Когда телефон Рурке не ответил, Шейн нашел в справочнике номер детективного агентства Ангуса Брауна и позвонил ему. Но и здесь ответа не последовало. Тогда он позвонил в справочное бюро и спросил, есть ли телефон у Виктора Моррисона.

Ему дали номер, и он позвонил по нему. Служанка ответила ему, что мистер Моррисон отправился на рыбалку, и его не ждали обратно до часа тридцати. Шейн спросил у нее адрес Моррисонов, и девушка сообщила его. Он поблагодарил ее, повесил трубку и решил пообедать, прежде чем отправиться к Виктору Моррисону.

ГЛАВА 8

НАРУШИТЕЛЬ СПОКОЙСТВИЯ

Дом Моррисонов расположился на западном побережье Бискайнской бухты. Он был обращен фасадом к югу, и когда Шейн шел по дорожке к просторной деревянной веранде, он увидел, что все пространство огромной лужайки, ведущей к берегу залива, было уставлено шезлонгами, которые спрятались от ярких лучей солнца под раскрашенными в яркую полоску пляжными зонтиками.

В одном из шезлонгов кто-то сидел. Слегка наклоненный зонт скрывал все, кроме пары обнаженных ног, вытянутых на солнце, и обнаженной руки, потянувшейся за стаканом на столике рядом.

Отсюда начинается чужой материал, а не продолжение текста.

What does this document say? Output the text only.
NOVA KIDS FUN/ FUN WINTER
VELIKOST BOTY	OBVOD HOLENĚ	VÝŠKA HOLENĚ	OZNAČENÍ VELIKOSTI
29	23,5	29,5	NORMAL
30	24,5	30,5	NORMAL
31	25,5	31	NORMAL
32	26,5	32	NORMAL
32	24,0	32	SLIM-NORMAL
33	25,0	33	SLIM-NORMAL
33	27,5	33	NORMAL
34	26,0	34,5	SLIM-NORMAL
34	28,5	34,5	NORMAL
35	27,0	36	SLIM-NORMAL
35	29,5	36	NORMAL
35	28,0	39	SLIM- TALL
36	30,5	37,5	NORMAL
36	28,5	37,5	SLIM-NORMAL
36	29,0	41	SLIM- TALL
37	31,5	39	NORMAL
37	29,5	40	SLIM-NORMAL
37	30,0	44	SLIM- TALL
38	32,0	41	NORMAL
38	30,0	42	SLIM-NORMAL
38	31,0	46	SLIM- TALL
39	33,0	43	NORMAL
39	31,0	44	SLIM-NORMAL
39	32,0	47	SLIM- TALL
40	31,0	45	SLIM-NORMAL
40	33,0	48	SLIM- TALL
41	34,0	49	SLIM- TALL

К двери подошла служанка в накрахмаленном белом переднике. Она была высокого роста и очень хорошенькая, с заинтересованным взглядом голубых глаз и надутыми губками. Она с одобрением

взглянула на длинного рыжеволосого посетителя и слегка поджала губки, когда в ответ на вопрошающий взгляд Шейна сказала:

- Мистер Моррисон еще не вернулся. Может быть, хотите подождать?

- А как насчет миссис Моррисон? - спросил Шейн. Лицо девушки мгновенно изменилось.

- О, она там, на лужайке,- ответила она угрюмо.- Я уверена, она будет очень рада видеть вас.

- Что заставляет вас быть такой уверенной? - Шейн улыбнулся девушке, глядя на нее сверху вниз.

Она кокетливо повернулась и уже закрыла за собой дверь, когда Шейн начал спускаться вниз по ступеням. Он свернул направо и двинулся по коротко остриженной лужайке к паре длинных красивых ног, которые виднелись из-под тента.

Густая трава приглушала его шаги, и он обошел вокруг наклонившегося зонтика, не потревожив владелицу шезлонга.

Ее красивые груди лишь слегка были прикрыты разноцветной материей. Из такой же ткани была сделана и набедренная повязка. Гибкое молодое тело притягивало к себе взгляд своими нежными округлостями и уже слегка покрылось солнечным загаром. Длинные "платиновые" волосы струились по плечам, на губах была яркая помада. Она сидела, откинувшись на спинку шезлонга и приставив к глазам бинокль.